Pestizidrückstände stellen eine bedeutende Kategorie chemischer Schadstoffe dar. Organophosphate und Carbamate hemmen die Acetylcholinesterase und werden häufig im Pflanzenschutz eingesetzt, während Organochlorverbindungen wie DDT, obwohl in vielen Ländern verboten, in der Umwelt verbleiben und sich im Fettgewebe anreichern. Für jede Pestizid-Pflanzen-Kombination werden auf der Grundlage guter landwirtschaftlicher Praxis und Bewertungen der ernährungsbedingten Exposition Höchstwerte für Rückstände (MRLs) festgelegt. Überwachungsprogramme zeigen immer wieder, dass die meisten Lebensmittelproben die gesetzlichen Grenzwerte einhalten, obwohl bestimmte importierte Waren und Produkte außerhalb der Saison höhere Verstöße aufweisen.

Schwermetalle wie Blei (Pb), Cadmium (Cd), Quecksilber (Hg) und anorganisches Arsen (As) gelangen über kontaminierten Boden, Wasser und Luft in die Nahrungskette.
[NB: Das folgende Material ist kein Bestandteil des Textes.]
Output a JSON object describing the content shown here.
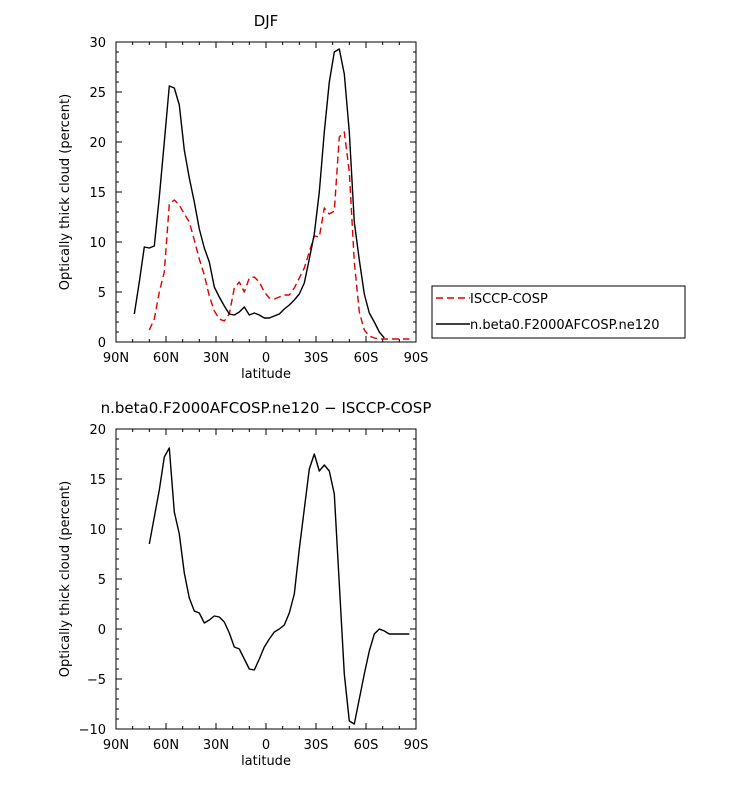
{
  "chart_data": [
    {
      "type": "line",
      "title": "DJF",
      "xlabel": "latitude",
      "ylabel": "Optically thick cloud (percent)",
      "xlim": [
        90,
        -90
      ],
      "ylim": [
        0,
        30
      ],
      "xticks": [
        90,
        60,
        30,
        0,
        -30,
        -60,
        -90
      ],
      "xtick_labels": [
        "90N",
        "60N",
        "30N",
        "0",
        "30S",
        "60S",
        "90S"
      ],
      "yticks": [
        0,
        5,
        10,
        15,
        20,
        25,
        30
      ],
      "ytick_labels": [
        "0",
        "5",
        "10",
        "15",
        "20",
        "25",
        "30"
      ],
      "legend_position": "right",
      "series": [
        {
          "name": "ISCCP-COSP",
          "color": "#dd0000",
          "style": "dashed",
          "x": [
            70,
            67,
            64,
            61,
            58,
            55,
            52,
            49,
            46,
            43,
            40,
            37,
            34,
            31,
            28,
            25,
            22,
            19,
            16,
            13,
            10,
            7,
            4,
            1,
            -2,
            -5,
            -8,
            -11,
            -14,
            -17,
            -20,
            -23,
            -26,
            -29,
            -32,
            -35,
            -38,
            -41,
            -44,
            -47,
            -50,
            -53,
            -56,
            -59,
            -62,
            -65,
            -68,
            -71,
            -74,
            -77,
            -80,
            -83,
            -86
          ],
          "y": [
            1.2,
            2.3,
            5.0,
            7.0,
            13.8,
            14.2,
            13.7,
            12.8,
            12.0,
            10.2,
            8.3,
            6.7,
            4.6,
            3.1,
            2.3,
            2.1,
            2.8,
            5.4,
            6.0,
            5.0,
            6.4,
            6.5,
            6.0,
            5.0,
            4.4,
            4.3,
            4.5,
            4.7,
            4.7,
            5.4,
            6.4,
            7.4,
            9.0,
            10.6,
            10.5,
            13.4,
            12.8,
            13.1,
            20.5,
            21.0,
            17.0,
            8.0,
            3.0,
            1.2,
            0.6,
            0.4,
            0.3,
            0.3,
            0.3,
            0.3,
            0.3,
            0.3,
            0.3
          ]
        },
        {
          "name": "n.beta0.F2000AFCOSP.ne120",
          "color": "#000000",
          "style": "solid",
          "x": [
            79,
            76,
            73,
            70,
            67,
            64,
            61,
            58,
            55,
            52,
            49,
            46,
            43,
            40,
            37,
            34,
            31,
            28,
            25,
            22,
            19,
            16,
            13,
            10,
            7,
            4,
            1,
            -2,
            -5,
            -8,
            -11,
            -14,
            -17,
            -20,
            -23,
            -26,
            -29,
            -32,
            -35,
            -38,
            -41,
            -44,
            -47,
            -50,
            -53,
            -56,
            -59,
            -62,
            -65,
            -68,
            -71
          ],
          "y": [
            2.8,
            6.0,
            9.5,
            9.4,
            9.6,
            14.5,
            20.0,
            25.6,
            25.4,
            23.7,
            19.2,
            16.4,
            14.0,
            11.3,
            9.4,
            8.0,
            5.5,
            4.5,
            3.6,
            2.8,
            2.7,
            3.0,
            3.5,
            2.7,
            2.9,
            2.7,
            2.4,
            2.4,
            2.6,
            2.8,
            3.3,
            3.7,
            4.2,
            4.8,
            5.9,
            8.3,
            10.8,
            15.0,
            21.0,
            26.0,
            29.0,
            29.3,
            26.8,
            21.0,
            12.0,
            8.2,
            4.8,
            2.9,
            2.0,
            1.0,
            0.4
          ]
        }
      ]
    },
    {
      "type": "line",
      "title": "n.beta0.F2000AFCOSP.ne120 − ISCCP-COSP",
      "xlabel": "latitude",
      "ylabel": "Optically thick cloud (percent)",
      "xlim": [
        90,
        -90
      ],
      "ylim": [
        -10,
        20
      ],
      "xticks": [
        90,
        60,
        30,
        0,
        -30,
        -60,
        -90
      ],
      "xtick_labels": [
        "90N",
        "60N",
        "30N",
        "0",
        "30S",
        "60S",
        "90S"
      ],
      "yticks": [
        -10,
        -5,
        0,
        5,
        10,
        15,
        20
      ],
      "ytick_labels": [
        "−10",
        "−5",
        "0",
        "5",
        "10",
        "15",
        "20"
      ],
      "series": [
        {
          "color": "#000000",
          "style": "solid",
          "x": [
            70,
            67,
            64,
            61,
            58,
            55,
            52,
            49,
            46,
            43,
            40,
            37,
            34,
            31,
            28,
            25,
            22,
            19,
            16,
            13,
            10,
            7,
            4,
            1,
            -2,
            -5,
            -8,
            -11,
            -14,
            -17,
            -20,
            -23,
            -26,
            -29,
            -32,
            -35,
            -38,
            -41,
            -44,
            -47,
            -50,
            -53,
            -56,
            -59,
            -62,
            -65,
            -68,
            -71,
            -74,
            -77,
            -80,
            -83,
            -86
          ],
          "y": [
            8.5,
            11.2,
            13.9,
            17.2,
            18.1,
            11.7,
            9.5,
            5.6,
            3.1,
            1.8,
            1.6,
            0.6,
            0.9,
            1.3,
            1.2,
            0.7,
            -0.4,
            -1.8,
            -2.0,
            -3.0,
            -4.0,
            -4.1,
            -3.0,
            -1.8,
            -1.0,
            -0.3,
            0.0,
            0.4,
            1.6,
            3.5,
            8.0,
            12.0,
            16.0,
            17.5,
            15.8,
            16.4,
            15.8,
            13.5,
            4.5,
            -4.5,
            -9.2,
            -9.5,
            -7.0,
            -4.5,
            -2.2,
            -0.5,
            0.0,
            -0.2,
            -0.5,
            -0.5,
            -0.5,
            -0.5,
            -0.5
          ]
        }
      ]
    }
  ]
}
Blei reichert sich in den Knochen an und verursacht Auswirkungen auf die neurologische Entwicklung, wobei Getreidekörner, Gemüse und Trinkwasser die primären Expositionsquellen sind. Cadmium reichert sich in den Nieren an und kommt in den höchsten Konzentrationen in Schalentieren, Innereien und Blattgemüse vor, die auf kontaminiertem Boden angebaut werden. Quecksilber, insbesondere Methylquecksilber, reichert sich in Raubfischen an und verursacht neurologische Schäden. Arsen, vorwiegend in anorganischer Form in Reis und reisbasierten Produkten, wird als krebserregend für den Menschen eingestuft.

Bei der Lebensmittelverarbeitung und beim Kochen entstehen Prozessverunreinigungen. Acrylamid entsteht aus Asparagin und reduzierenden Zuckern beim Hochtemperaturkochen über 120 °C, vor allem in Kartoffelprodukten, Kaffee und Backwaren. Beim Grillen und Räuchern von Fleisch und Fisch entstehen polyzyklische aromatische Kohlenwasserstoffe (PAK). Furan entsteht bei der thermischen Verarbeitung von Konserven und Konserven. Chlorpropanole wie 3-MCPD entstehen bei der sauren Hydrolyse von Proteinen und der Raffinierung von Pflanzenölen. Ethylcarbamat kommt in fermentierten Lebensmitteln und alkoholischen Getränken vor. Verpackungsmigranten, darunter Bisphenol A aus Epoxiddosenauskleidungen und Phthalate aus Kunststoffmaterialien, sind weiterhin Bereiche aktiver Forschung und behördlicher Besorgnis. Der Prozess Gefahrenanalyse identifiziert chemische Gefahren im Rahmen von HACCP. Mykotoxine sind eine bedeutende Klasse natürlicher chemischer Schadstoffe. Schwermetalle werden mithilfe der Atomspektroskopie quantifiziert.